Creative and productive sets

Creative and productive sets are classes of subsets of the natural numbers that occur in computability theory and mathematical logic. They are closely connected with the concept of recursive enumerable (RE ): The production quantities are in a sense still best algorithmically manageable amounts that are not recursively enumerable more. In contrast, the creative sets are exactly the RE- complete (see completeness (theoretical computer science ) ). The term creative lot goes back to a paper by Emil Post in 1944, later was added a unique name for the productive quantities.

Definition

It was an effective enumeration of all recursively enumerable sets.

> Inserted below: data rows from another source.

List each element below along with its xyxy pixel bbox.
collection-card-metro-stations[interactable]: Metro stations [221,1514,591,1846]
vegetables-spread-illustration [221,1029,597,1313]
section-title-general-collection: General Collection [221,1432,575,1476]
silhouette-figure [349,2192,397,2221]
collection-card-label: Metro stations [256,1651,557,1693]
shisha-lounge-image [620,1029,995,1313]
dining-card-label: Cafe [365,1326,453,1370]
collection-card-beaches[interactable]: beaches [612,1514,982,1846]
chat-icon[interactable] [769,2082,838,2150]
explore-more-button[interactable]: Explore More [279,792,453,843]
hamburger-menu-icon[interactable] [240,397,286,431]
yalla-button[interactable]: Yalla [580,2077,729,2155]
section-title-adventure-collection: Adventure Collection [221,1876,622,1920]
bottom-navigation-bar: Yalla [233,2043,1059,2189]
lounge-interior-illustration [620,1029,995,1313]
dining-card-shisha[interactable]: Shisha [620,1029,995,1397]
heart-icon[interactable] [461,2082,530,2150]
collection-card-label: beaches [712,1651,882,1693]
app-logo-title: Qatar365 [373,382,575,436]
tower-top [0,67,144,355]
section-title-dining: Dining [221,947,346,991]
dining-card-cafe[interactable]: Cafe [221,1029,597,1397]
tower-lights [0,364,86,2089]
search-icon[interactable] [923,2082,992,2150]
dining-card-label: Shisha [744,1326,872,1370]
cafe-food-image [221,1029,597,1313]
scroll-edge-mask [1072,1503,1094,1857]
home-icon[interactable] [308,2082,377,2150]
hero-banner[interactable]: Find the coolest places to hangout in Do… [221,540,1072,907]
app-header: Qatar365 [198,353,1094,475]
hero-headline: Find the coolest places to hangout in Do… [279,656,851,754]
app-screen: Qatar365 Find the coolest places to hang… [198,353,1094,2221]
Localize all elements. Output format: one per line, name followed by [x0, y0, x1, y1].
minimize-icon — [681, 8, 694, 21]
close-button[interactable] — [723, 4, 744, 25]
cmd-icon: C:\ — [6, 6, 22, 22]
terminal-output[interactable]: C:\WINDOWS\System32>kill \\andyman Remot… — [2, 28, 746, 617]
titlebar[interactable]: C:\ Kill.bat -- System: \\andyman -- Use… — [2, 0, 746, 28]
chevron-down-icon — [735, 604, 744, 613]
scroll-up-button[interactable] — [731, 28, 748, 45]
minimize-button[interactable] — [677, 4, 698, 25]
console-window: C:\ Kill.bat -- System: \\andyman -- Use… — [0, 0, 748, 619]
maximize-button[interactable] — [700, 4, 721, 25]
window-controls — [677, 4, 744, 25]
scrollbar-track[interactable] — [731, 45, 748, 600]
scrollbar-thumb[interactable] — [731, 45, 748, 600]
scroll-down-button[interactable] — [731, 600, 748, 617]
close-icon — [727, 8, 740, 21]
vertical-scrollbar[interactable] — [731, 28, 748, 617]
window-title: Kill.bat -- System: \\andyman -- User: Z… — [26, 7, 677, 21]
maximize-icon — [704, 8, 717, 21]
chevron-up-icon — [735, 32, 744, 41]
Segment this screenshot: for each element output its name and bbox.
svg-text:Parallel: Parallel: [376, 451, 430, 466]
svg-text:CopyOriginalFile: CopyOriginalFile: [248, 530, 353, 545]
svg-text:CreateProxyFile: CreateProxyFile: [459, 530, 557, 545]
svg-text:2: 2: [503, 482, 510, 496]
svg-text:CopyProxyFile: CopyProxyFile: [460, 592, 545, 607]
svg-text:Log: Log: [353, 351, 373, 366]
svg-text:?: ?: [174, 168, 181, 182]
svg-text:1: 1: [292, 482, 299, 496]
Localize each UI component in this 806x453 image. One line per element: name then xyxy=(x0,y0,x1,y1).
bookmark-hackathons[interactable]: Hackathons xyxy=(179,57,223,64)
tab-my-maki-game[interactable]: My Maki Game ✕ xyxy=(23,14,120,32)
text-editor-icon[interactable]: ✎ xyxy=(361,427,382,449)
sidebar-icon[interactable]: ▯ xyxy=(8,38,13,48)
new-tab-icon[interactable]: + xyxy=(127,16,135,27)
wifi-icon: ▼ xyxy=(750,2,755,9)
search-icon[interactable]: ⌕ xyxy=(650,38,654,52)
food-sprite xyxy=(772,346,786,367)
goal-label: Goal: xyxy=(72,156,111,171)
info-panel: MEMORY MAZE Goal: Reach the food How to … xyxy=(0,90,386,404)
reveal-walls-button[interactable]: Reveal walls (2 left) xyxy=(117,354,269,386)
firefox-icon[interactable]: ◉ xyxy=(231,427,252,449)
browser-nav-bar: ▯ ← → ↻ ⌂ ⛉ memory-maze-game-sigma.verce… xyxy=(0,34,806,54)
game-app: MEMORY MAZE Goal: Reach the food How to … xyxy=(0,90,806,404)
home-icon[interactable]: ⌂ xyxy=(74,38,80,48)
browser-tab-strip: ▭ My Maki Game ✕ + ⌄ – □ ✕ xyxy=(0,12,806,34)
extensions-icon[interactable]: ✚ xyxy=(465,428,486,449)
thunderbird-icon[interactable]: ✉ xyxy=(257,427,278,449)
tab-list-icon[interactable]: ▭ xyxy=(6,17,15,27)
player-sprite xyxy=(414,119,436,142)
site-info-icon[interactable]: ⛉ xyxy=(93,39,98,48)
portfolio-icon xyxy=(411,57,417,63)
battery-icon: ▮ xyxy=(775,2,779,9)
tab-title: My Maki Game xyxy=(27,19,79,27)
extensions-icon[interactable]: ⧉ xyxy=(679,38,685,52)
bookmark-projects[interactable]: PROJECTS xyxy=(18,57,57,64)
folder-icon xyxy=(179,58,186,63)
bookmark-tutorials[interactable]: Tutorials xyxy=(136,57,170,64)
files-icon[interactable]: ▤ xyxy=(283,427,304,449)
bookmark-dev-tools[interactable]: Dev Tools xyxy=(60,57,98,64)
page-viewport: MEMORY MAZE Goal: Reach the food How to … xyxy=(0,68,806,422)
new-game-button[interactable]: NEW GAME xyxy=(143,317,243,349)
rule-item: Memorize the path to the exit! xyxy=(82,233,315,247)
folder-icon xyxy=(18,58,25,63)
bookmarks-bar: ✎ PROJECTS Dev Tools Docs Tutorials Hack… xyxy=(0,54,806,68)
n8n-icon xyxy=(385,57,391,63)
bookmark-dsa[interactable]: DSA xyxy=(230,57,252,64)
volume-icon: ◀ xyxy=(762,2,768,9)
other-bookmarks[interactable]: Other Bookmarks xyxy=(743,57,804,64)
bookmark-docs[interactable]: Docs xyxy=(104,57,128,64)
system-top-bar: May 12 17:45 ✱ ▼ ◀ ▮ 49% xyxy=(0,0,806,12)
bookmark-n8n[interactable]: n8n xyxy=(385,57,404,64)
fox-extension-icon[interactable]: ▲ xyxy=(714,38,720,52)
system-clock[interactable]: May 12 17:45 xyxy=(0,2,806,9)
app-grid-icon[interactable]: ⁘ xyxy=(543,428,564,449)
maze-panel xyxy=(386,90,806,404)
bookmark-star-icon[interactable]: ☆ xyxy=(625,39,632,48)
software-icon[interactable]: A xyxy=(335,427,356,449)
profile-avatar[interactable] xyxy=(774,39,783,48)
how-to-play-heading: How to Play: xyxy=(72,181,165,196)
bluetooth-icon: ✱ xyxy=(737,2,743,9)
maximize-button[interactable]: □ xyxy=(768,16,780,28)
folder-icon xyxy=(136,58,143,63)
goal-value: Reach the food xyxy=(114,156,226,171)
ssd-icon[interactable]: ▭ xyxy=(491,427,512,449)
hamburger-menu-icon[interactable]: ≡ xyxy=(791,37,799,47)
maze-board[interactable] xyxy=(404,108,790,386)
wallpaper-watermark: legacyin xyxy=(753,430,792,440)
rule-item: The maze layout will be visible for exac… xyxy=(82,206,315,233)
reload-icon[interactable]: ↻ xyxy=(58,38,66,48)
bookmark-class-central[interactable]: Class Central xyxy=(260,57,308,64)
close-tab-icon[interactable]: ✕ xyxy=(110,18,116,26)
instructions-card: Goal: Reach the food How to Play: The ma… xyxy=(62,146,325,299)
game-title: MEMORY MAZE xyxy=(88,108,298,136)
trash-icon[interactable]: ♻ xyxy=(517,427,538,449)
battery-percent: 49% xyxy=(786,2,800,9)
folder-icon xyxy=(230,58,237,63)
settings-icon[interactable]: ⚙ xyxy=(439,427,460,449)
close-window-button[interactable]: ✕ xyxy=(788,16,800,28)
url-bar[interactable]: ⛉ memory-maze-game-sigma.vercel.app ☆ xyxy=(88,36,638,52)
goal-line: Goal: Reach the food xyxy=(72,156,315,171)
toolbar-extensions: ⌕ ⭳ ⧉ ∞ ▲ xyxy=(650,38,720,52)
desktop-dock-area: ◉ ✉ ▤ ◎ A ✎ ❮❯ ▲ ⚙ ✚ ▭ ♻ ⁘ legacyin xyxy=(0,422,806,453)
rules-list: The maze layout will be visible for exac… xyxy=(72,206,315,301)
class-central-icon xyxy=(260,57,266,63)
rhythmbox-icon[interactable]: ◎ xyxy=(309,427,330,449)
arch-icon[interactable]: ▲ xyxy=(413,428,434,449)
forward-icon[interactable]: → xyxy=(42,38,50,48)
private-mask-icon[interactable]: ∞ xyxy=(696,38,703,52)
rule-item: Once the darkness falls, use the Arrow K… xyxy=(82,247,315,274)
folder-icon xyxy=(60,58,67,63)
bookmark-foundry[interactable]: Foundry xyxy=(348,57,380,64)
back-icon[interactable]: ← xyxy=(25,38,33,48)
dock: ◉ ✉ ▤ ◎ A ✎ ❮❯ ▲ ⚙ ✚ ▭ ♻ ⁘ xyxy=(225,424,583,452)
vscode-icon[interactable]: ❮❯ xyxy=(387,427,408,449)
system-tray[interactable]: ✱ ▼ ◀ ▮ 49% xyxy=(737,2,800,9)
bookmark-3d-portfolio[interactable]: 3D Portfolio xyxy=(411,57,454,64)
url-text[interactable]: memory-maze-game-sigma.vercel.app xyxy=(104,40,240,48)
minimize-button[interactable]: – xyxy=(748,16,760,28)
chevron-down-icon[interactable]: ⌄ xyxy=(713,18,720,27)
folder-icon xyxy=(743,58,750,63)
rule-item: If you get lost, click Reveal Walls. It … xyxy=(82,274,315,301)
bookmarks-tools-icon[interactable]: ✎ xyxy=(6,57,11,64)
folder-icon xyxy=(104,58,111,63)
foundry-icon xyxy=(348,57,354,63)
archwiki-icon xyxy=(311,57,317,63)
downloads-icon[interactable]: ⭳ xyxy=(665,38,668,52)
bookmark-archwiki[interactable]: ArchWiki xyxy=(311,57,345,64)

A set of natural numbers hot -productive, if there is a partial computable function, satisfies the following property:

So whenever a recursively enumerable set is entirely in, is its index to an element of mapped, that is no longer part of this set. In particular, is defined at this point.

In this case, a productive function is called for.

A lot of hot now creative, even if it is recursively enumerable and its complement productive.

Examples

• The special halting problem is the prototype of a creative lot, its complement is productive with the identity as a productive function.
• The class of all valid arithmetic formulas - conceived by a suitable Gödelization as a set of natural numbers - is productive, it means the first Gödel's incompleteness theorem.
• The set of indices of all total computable functions is also productive.

Properties

• The productive function can always choose total and injective.
• Productive quantities are not recursively enumerable, for any amount of recursively enumerable testified yes, that is true.
• However, every productive set has an infinite recursively enumerable subset. In particular, therefore productive quantities are always infinite.

• A lot is therefore exactly creative when it is RE -complete.

• Is productive, as well.
• Is creative, clearly creative when is productive.